Principalities, Powers, and Facebook
Last week I began the process of extricating my identity from Facebook. Zuckerberg et al’s decision to forcibly open my profile information drove me to either accept their radical, self-serving values about privacy and identity or remove my information. As it becomes clear that Facebook looks at its users as a resource to be mined of personal information, high-profile technorati like Cory Doctorow and danah boyd are abandoning Facebook and writing excoriating blog posts. Only time will tell if the the hoi polloi will follow, but from the number of Google searches for “delete Facebook account” it appears “the chickens are restless.”
It turns out that removing my information doesn’t actually delete it from Facebook: no, they will keep it in their database until I completely delete my profile. I’ve quit all my groups and what used to be called “pages,” and will no longer post anything to my wall. I saved all the old messages I care about via good ol’ copy and paste; the more recent ones are sent to me as emails so I have them already.
I’m uncertain what to do about my wall posts and photos. Stretching back 5 years, they record a history (a selective one to be sure) but are nonetheless real glimpses into my life. Senior year of college and inside jokes posted back and forth between classes give way to friends moving away and leaving sparse notes on their new surroundings. Some people disappear while new faces keep popping up. I’ve tentatively decided to copy and paste the entire thing to a file on my computer. The photos are more likely to stay, though perhaps not all of them. Many record cross country or track meets, Christmas parties, and other gatherings that are part of a collective story, not just my own. To remove these photos would ignore the stakes so many others have in them.
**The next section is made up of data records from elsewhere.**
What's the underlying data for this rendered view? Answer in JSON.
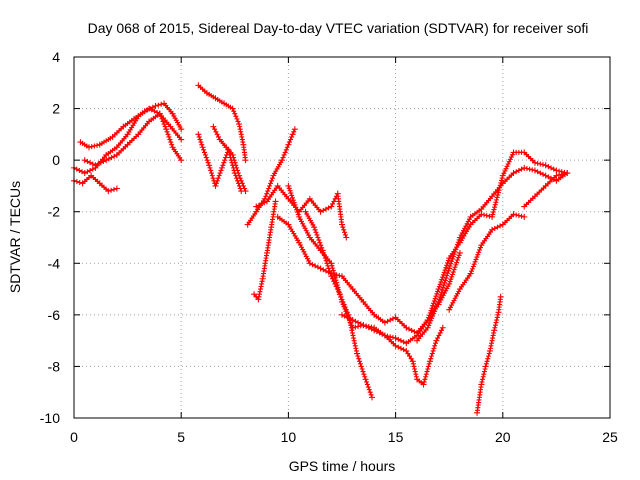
{
  "chart_data": {
    "type": "scatter",
    "title": "Day 068 of 2015, Sidereal Day-to-day VTEC variation (SDTVAR) for receiver sofi",
    "xlabel": "GPS time / hours",
    "ylabel": "SDTVAR / TECUs",
    "xlim": [
      0,
      25
    ],
    "ylim": [
      -10,
      4
    ],
    "xticks": [
      "0",
      "5",
      "10",
      "15",
      "20",
      "25"
    ],
    "yticks": [
      "4",
      "2",
      "0",
      "-2",
      "-4",
      "-6",
      "-8",
      "-10"
    ],
    "xtick_values": [
      0,
      5,
      10,
      15,
      20,
      25
    ],
    "ytick_values": [
      4,
      2,
      0,
      -2,
      -4,
      -6,
      -8,
      -10
    ],
    "grid": true,
    "marker": "+",
    "color": "#ff0000",
    "series": [
      {
        "x": [
          0.0,
          0.5,
          1.0,
          1.5,
          2.0,
          2.5,
          3.0,
          3.5,
          4.0,
          4.3,
          4.6,
          5.0
        ],
        "y": [
          -0.3,
          -0.5,
          -0.3,
          0.2,
          0.5,
          1.0,
          1.7,
          2.0,
          1.8,
          1.2,
          0.5,
          0.0
        ]
      },
      {
        "x": [
          0.0,
          0.4,
          0.8,
          1.2,
          1.6,
          2.0
        ],
        "y": [
          -0.8,
          -0.9,
          -0.6,
          -0.9,
          -1.2,
          -1.1
        ]
      },
      {
        "x": [
          0.3,
          0.7,
          1.2,
          1.8,
          2.3,
          2.8,
          3.3,
          3.8,
          4.2,
          4.6,
          5.0
        ],
        "y": [
          0.7,
          0.5,
          0.6,
          0.9,
          1.3,
          1.6,
          1.9,
          2.1,
          2.2,
          1.8,
          1.2
        ]
      },
      {
        "x": [
          0.5,
          1.0,
          1.5,
          2.0,
          2.5,
          3.0,
          3.5,
          4.0,
          4.5,
          5.0
        ],
        "y": [
          0.0,
          -0.2,
          0.0,
          0.2,
          0.6,
          1.0,
          1.5,
          1.8,
          1.3,
          0.8
        ]
      },
      {
        "x": [
          5.8,
          6.2,
          6.6,
          7.0,
          7.4,
          7.7,
          7.9,
          8.0
        ],
        "y": [
          2.9,
          2.6,
          2.4,
          2.2,
          2.0,
          1.4,
          0.6,
          0.0
        ]
      },
      {
        "x": [
          5.8,
          6.0,
          6.3,
          6.6,
          6.9,
          7.2,
          7.5,
          7.8
        ],
        "y": [
          1.0,
          0.5,
          -0.2,
          -1.0,
          -0.3,
          0.4,
          -0.5,
          -1.2
        ]
      },
      {
        "x": [
          6.5,
          6.8,
          7.1,
          7.4,
          7.7,
          8.0
        ],
        "y": [
          1.3,
          0.8,
          0.5,
          0.2,
          -0.6,
          -1.2
        ]
      },
      {
        "x": [
          8.1,
          8.5,
          8.9,
          9.3,
          9.7,
          10.0,
          10.2,
          10.3
        ],
        "y": [
          -2.5,
          -2.0,
          -1.5,
          -0.6,
          0.0,
          0.6,
          1.0,
          1.2
        ]
      },
      {
        "x": [
          8.4,
          8.6,
          8.8,
          9.0,
          9.2,
          9.4
        ],
        "y": [
          -5.2,
          -5.4,
          -4.6,
          -3.6,
          -2.6,
          -1.6
        ]
      },
      {
        "x": [
          8.5,
          9.0,
          9.5,
          10.0,
          10.5,
          11.0,
          11.5,
          12.0,
          12.3,
          12.5,
          12.7
        ],
        "y": [
          -1.8,
          -1.6,
          -1.0,
          -1.5,
          -2.0,
          -1.5,
          -2.0,
          -1.8,
          -1.3,
          -2.5,
          -3.0
        ]
      },
      {
        "x": [
          9.5,
          10.0,
          10.5,
          11.0,
          11.5,
          12.0,
          12.5,
          13.0,
          13.5,
          14.0,
          14.5,
          15.0,
          15.5,
          16.0,
          16.5,
          17.0
        ],
        "y": [
          -2.2,
          -2.5,
          -3.2,
          -4.0,
          -4.2,
          -4.4,
          -4.5,
          -5.0,
          -5.5,
          -6.0,
          -6.3,
          -6.1,
          -6.5,
          -6.7,
          -6.2,
          -5.5
        ]
      },
      {
        "x": [
          10.0,
          10.5,
          11.0,
          11.5,
          12.0,
          12.5,
          13.0,
          13.5,
          14.0,
          14.5,
          15.0,
          15.5,
          16.0,
          16.5,
          17.0,
          17.5,
          18.0
        ],
        "y": [
          -1.0,
          -2.2,
          -3.0,
          -3.5,
          -4.0,
          -5.5,
          -6.5,
          -6.4,
          -6.6,
          -6.8,
          -6.9,
          -7.1,
          -6.8,
          -6.2,
          -5.6,
          -4.8,
          -3.6
        ]
      },
      {
        "x": [
          10.8,
          11.2,
          11.6,
          12.0,
          12.4,
          12.8,
          13.2,
          13.6,
          13.9
        ],
        "y": [
          -2.0,
          -2.6,
          -3.5,
          -4.5,
          -5.2,
          -6.0,
          -7.5,
          -8.5,
          -9.2
        ]
      },
      {
        "x": [
          12.5,
          13.0,
          13.5,
          14.0,
          14.5,
          15.0,
          15.5,
          15.8,
          16.0,
          16.3,
          16.6,
          16.9,
          17.2
        ],
        "y": [
          -6.0,
          -6.2,
          -6.4,
          -6.5,
          -6.8,
          -7.2,
          -7.4,
          -7.8,
          -8.5,
          -8.7,
          -7.8,
          -7.0,
          -6.5
        ]
      },
      {
        "x": [
          16.0,
          16.5,
          17.0,
          17.5,
          18.0,
          18.5,
          19.0,
          19.5,
          20.0,
          20.5,
          21.0,
          21.5,
          22.0,
          22.5,
          23.0
        ],
        "y": [
          -7.0,
          -6.5,
          -5.5,
          -4.2,
          -3.0,
          -2.2,
          -1.9,
          -1.4,
          -0.9,
          -0.5,
          -0.3,
          -0.4,
          -0.6,
          -0.8,
          -0.5
        ]
      },
      {
        "x": [
          16.5,
          17.0,
          17.5,
          18.0,
          18.5,
          19.0,
          19.5,
          20.0,
          20.5,
          21.0,
          21.5,
          22.0,
          22.5,
          23.0
        ],
        "y": [
          -6.2,
          -5.0,
          -3.8,
          -3.2,
          -2.5,
          -2.1,
          -2.2,
          -0.6,
          0.3,
          0.3,
          -0.1,
          -0.2,
          -0.4,
          -0.5
        ]
      },
      {
        "x": [
          17.5,
          18.0,
          18.5,
          19.0,
          19.5,
          20.0,
          20.5,
          21.0
        ],
        "y": [
          -5.8,
          -5.0,
          -4.4,
          -3.3,
          -2.7,
          -2.5,
          -2.1,
          -2.2
        ]
      },
      {
        "x": [
          18.8,
          19.0,
          19.2,
          19.4,
          19.6,
          19.8,
          19.9
        ],
        "y": [
          -9.8,
          -8.7,
          -8.0,
          -7.4,
          -6.6,
          -5.9,
          -5.3
        ]
      },
      {
        "x": [
          21.0,
          21.5,
          22.0,
          22.5,
          23.0
        ],
        "y": [
          -1.8,
          -1.4,
          -1.0,
          -0.6,
          -0.5
        ]
      }
    ]
  }
}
I feel sorry for Zuckerberg and his crew. Hooked on Facebook I may be, but their creation dominates their lives much more than it does mine. Likewise I pity Steve Jobs, a man who seems lost in his own virtual reality, defending his technological fiefdom from his citadel at One Infinite Loop, lashing out at random critics and gossip blogs in weird personal emails. I see the same basic forces at work in the Apple “openness” and Facebook “privacy” flaps: control (fundamentally, power) and wealth. What pro-business advocates like to call “growth” usually boils down to a pursuit of these two things. Life, liberty and the pursuit of happiness power and wealth. Is that really the American way? No, it’s the way we all tend to go, given the opportunity: what Christian theologians call “original sin.” It’s a hard doctrine to swallow, but it points us to deeper happiness when realize we’re not good enough to make it on our own– we need someone to save us. (Rumor has it Jesus is that someone.) Though the powers Facebook and other tech companies now wield are in many ways unprecedented, the fundamental motivations of humanity are the same as ever.
9 That which has been is what will be,
That which is done is what will be done,
And there is nothing new under the sun.10 Is there anything of which it may be said,
“See, this is new”?
It has already been in ancient times before us.